Not a prob, we’ll just use the Bianchi Pistol Pocket as a temporary while we order some IWB open-topped holster like a Galco Summer Comfort or DeSantis Cozy Partner—only, oops, most all manufacturers have dropped support for the old Smiths from their off-the-rack holster lines. Guess I’m going to have to order a custom Summer Special from Milt Sparks.
That reminds me to check what the magazine situation is looking like. It’s not bad. I’ve got three mags for the CS9, and five 3913 eight-rounders.
Here’s the thing, though: A lot of modern firearms class curricula are structured around the fact that everybody’s going to be carrying some flavor of double-stack semi-auto with a minimum capacity of 10 rounds. As an example, the e-mail sent by the late Todd Green for his pistol-training.com (P-T) classes instructed students to bring enough spare magazines that when their relay stepped up to the line, they had at least 50 rounds in loaded mags on their person.
I took my first P-T class with Green using a .45 ACP 1911-pattern pistol and I remember spending half the class feverishly thumbing rounds into mags. I don’t even “have” enough 3913 magazines to hold 50 rounds, clearly a shortcoming I need to fix.
Lastly come spare parts. At a minimum, if you’re planning on putting serious miles on guns that you’re also going to count on for carry, you want to be well-stocked on recoil springs and maybe a spare extractor. Depending on your particular firearm, though, there may be other known problem areas; maybe they eat locking blocks or trigger-return springs or something else. Brand-specific forums can be a gold mine for this sort of info; look past the fanboys and get advice from the clear-eyed devotees who know both the strengths and weaknesses of your chosen platform.
Whether it’s an old and discontinued platform or a current-production-but-off-the-beaten-path oddball import, these are the sorts of things you want to check out before you decide to make a deep, high-round count, multi-year commitment to a pistol that’s a little funkier than what’s currently floating around in the mainstream.

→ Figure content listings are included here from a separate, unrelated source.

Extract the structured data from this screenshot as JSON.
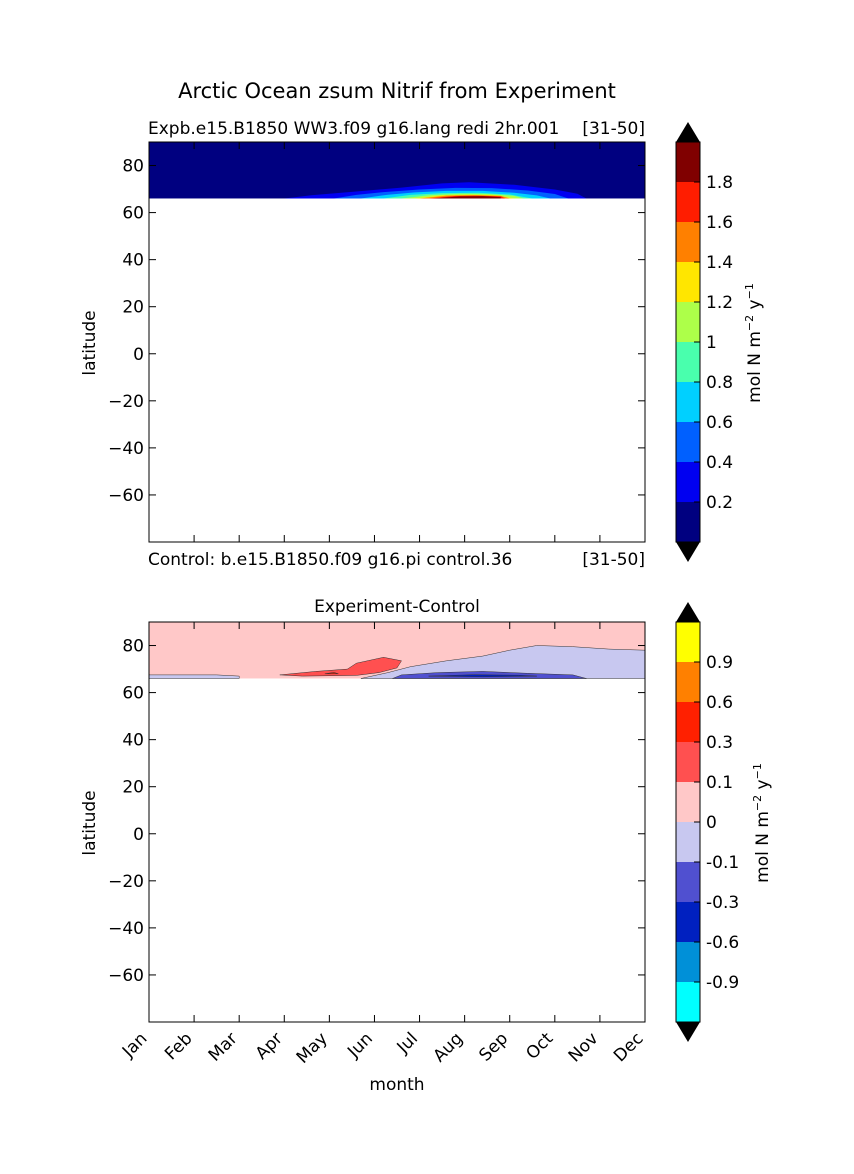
{
  "figure": {
    "title": "Arctic Ocean zsum Nitrif from Experiment"
  },
  "chart_data": [
    {
      "type": "heatmap",
      "title_left": "Expb.e15.B1850 WW3.f09 g16.lang redi 2hr.001",
      "title_right": "[31-50]",
      "subtitle_left": "Control: b.e15.B1850.f09 g16.pi control.36",
      "subtitle_right": "[31-50]",
      "ylabel": "latitude",
      "xlabel": "",
      "xlim": [
        0,
        11
      ],
      "ylim": [
        -80,
        90
      ],
      "yticks": [
        "80",
        "60",
        "40",
        "20",
        "0",
        "−20",
        "−40",
        "−60"
      ],
      "yticks_values": [
        80,
        60,
        40,
        20,
        0,
        -20,
        -40,
        -60
      ],
      "data_lat_min": 66,
      "background_color": "#000080",
      "colorbar": {
        "label_main": "mol N m",
        "label_sup1": "−2",
        "label_mid": " y",
        "label_sup2": "−1",
        "levels": [
          0,
          0.2,
          0.4,
          0.6,
          0.8,
          1.0,
          1.2,
          1.4,
          1.6,
          1.8,
          2.0
        ],
        "tick_labels": [
          "0.2",
          "0.4",
          "0.6",
          "0.8",
          "1",
          "1.2",
          "1.4",
          "1.6",
          "1.8"
        ],
        "colors": [
          "#000080",
          "#0000f1",
          "#0060ff",
          "#00d0ff",
          "#49ffad",
          "#adff49",
          "#ffe600",
          "#ff8000",
          "#ff1d00",
          "#800000"
        ],
        "under_color": "#000000",
        "over_color": "#000000"
      },
      "contours": [
        {
          "level": 0.2,
          "points": [
            [
              3.0,
              66
            ],
            [
              3.6,
              67.4
            ],
            [
              4.5,
              68.8
            ],
            [
              5.6,
              70.6
            ],
            [
              6.5,
              72.4
            ],
            [
              7.1,
              72.9
            ],
            [
              8.1,
              71.8
            ],
            [
              9.0,
              69.8
            ],
            [
              9.5,
              68
            ],
            [
              9.7,
              66
            ]
          ]
        },
        {
          "level": 0.4,
          "points": [
            [
              4.1,
              66
            ],
            [
              4.6,
              67.5
            ],
            [
              5.2,
              68.7
            ],
            [
              6.0,
              69.8
            ],
            [
              6.8,
              70.5
            ],
            [
              7.6,
              70.4
            ],
            [
              8.4,
              69.4
            ],
            [
              9.0,
              67.9
            ],
            [
              9.3,
              66
            ]
          ]
        },
        {
          "level": 0.6,
          "points": [
            [
              4.7,
              66
            ],
            [
              5.3,
              67.6
            ],
            [
              5.9,
              68.6
            ],
            [
              6.6,
              69.2
            ],
            [
              7.4,
              69.2
            ],
            [
              8.1,
              68.4
            ],
            [
              8.6,
              67.3
            ],
            [
              8.9,
              66
            ]
          ]
        },
        {
          "level": 0.8,
          "points": [
            [
              5.2,
              66
            ],
            [
              5.8,
              67.5
            ],
            [
              6.5,
              68.3
            ],
            [
              7.3,
              68.4
            ],
            [
              8.0,
              67.7
            ],
            [
              8.5,
              66
            ]
          ]
        },
        {
          "level": 1.0,
          "points": [
            [
              5.6,
              66
            ],
            [
              6.2,
              67.4
            ],
            [
              6.9,
              68
            ],
            [
              7.5,
              67.9
            ],
            [
              8.1,
              67.1
            ],
            [
              8.3,
              66
            ]
          ]
        },
        {
          "level": 1.2,
          "points": [
            [
              5.9,
              66
            ],
            [
              6.5,
              67.3
            ],
            [
              7.1,
              67.6
            ],
            [
              7.7,
              67.4
            ],
            [
              8.1,
              66
            ]
          ]
        },
        {
          "level": 1.4,
          "points": [
            [
              6.0,
              66
            ],
            [
              6.6,
              67.2
            ],
            [
              7.2,
              67.4
            ],
            [
              7.8,
              67.1
            ],
            [
              8.0,
              66
            ]
          ]
        },
        {
          "level": 1.6,
          "points": [
            [
              6.2,
              66
            ],
            [
              6.8,
              67.1
            ],
            [
              7.3,
              67.2
            ],
            [
              7.8,
              66.9
            ],
            [
              7.9,
              66
            ]
          ]
        },
        {
          "level": 1.8,
          "points": [
            [
              6.3,
              66
            ],
            [
              6.9,
              66.9
            ],
            [
              7.4,
              67
            ],
            [
              7.8,
              66.6
            ],
            [
              7.8,
              66
            ]
          ]
        }
      ]
    },
    {
      "type": "heatmap",
      "title": "Experiment-Control",
      "ylabel": "latitude",
      "xlabel": "month",
      "xlim": [
        0,
        11
      ],
      "ylim": [
        -80,
        90
      ],
      "xticks": [
        "Jan",
        "Feb",
        "Mar",
        "Apr",
        "May",
        "Jun",
        "Jul",
        "Aug",
        "Sep",
        "Oct",
        "Nov",
        "Dec"
      ],
      "yticks": [
        "80",
        "60",
        "40",
        "20",
        "0",
        "−20",
        "−40",
        "−60"
      ],
      "yticks_values": [
        80,
        60,
        40,
        20,
        0,
        -20,
        -40,
        -60
      ],
      "data_lat_min": 66,
      "background_color": "#ffc8c8",
      "colorbar": {
        "label_main": "mol N m",
        "label_sup1": "−2",
        "label_mid": " y",
        "label_sup2": "−1",
        "levels": [
          -1.2,
          -0.9,
          -0.6,
          -0.3,
          -0.1,
          0,
          0.1,
          0.3,
          0.6,
          0.9,
          1.2
        ],
        "tick_labels": [
          "-0.9",
          "-0.6",
          "-0.3",
          "-0.1",
          "0",
          "0.1",
          "0.3",
          "0.6",
          "0.9"
        ],
        "colors": [
          "#00ffff",
          "#0090d8",
          "#0020c0",
          "#5050d0",
          "#c8c8f0",
          "#ffc8c8",
          "#ff5050",
          "#ff2000",
          "#ff8000",
          "#ffff00"
        ],
        "under_color": "#000000",
        "over_color": "#000000"
      },
      "contours": [
        {
          "level": -0.1,
          "fill": "#c8c8f0",
          "points": [
            [
              0,
              66
            ],
            [
              0,
              67.5
            ],
            [
              1.5,
              67.5
            ],
            [
              2.0,
              67
            ],
            [
              2.0,
              66
            ]
          ]
        },
        {
          "level": -0.1,
          "fill": "#c8c8f0",
          "points": [
            [
              4.7,
              66
            ],
            [
              5.3,
              68.5
            ],
            [
              5.8,
              71
            ],
            [
              6.6,
              73.5
            ],
            [
              7.4,
              75.5
            ],
            [
              8.0,
              78
            ],
            [
              8.6,
              80
            ],
            [
              9.4,
              79.5
            ],
            [
              10.2,
              78.5
            ],
            [
              11,
              78
            ],
            [
              11,
              66
            ]
          ]
        },
        {
          "level": -0.3,
          "fill": "#5050d0",
          "points": [
            [
              5.4,
              66
            ],
            [
              5.6,
              67.5
            ],
            [
              6.4,
              68.5
            ],
            [
              7.4,
              69
            ],
            [
              8.4,
              68.2
            ],
            [
              9.4,
              67.5
            ],
            [
              9.7,
              66
            ]
          ]
        },
        {
          "level": -0.6,
          "fill": "#0020c0",
          "points": [
            [
              6.2,
              67
            ],
            [
              7.2,
              67.6
            ],
            [
              8.2,
              67.4
            ],
            [
              8.6,
              67
            ],
            [
              7.4,
              66.7
            ]
          ]
        },
        {
          "level": 0.1,
          "fill": "#ff5050",
          "points": [
            [
              2.9,
              67.5
            ],
            [
              3.7,
              69
            ],
            [
              4.4,
              70
            ],
            [
              4.6,
              72.5
            ],
            [
              5.2,
              75
            ],
            [
              5.6,
              73.5
            ],
            [
              5.5,
              70.5
            ],
            [
              5.1,
              68.5
            ],
            [
              4.6,
              67.3
            ],
            [
              3.4,
              67
            ]
          ]
        },
        {
          "level": 0.3,
          "fill": "#ff2000",
          "points": [
            [
              3.9,
              68
            ],
            [
              4.1,
              68.6
            ],
            [
              4.2,
              68
            ]
          ]
        }
      ]
    }
  ]
}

Get a spare gun in case your blaster takes a dump at a class or match in the middle of nowhere. Get your holster, magazine and spare parts situations sorted before you are hip-deep into shooting the new gun. And, for heaven’s sake, check the price and availability of case lots of that magical 10.73×22 mmR Ruritanian surplus ammunition before you fall in love and decide that the Ruritanian P1987m is simply the must-have gun for you.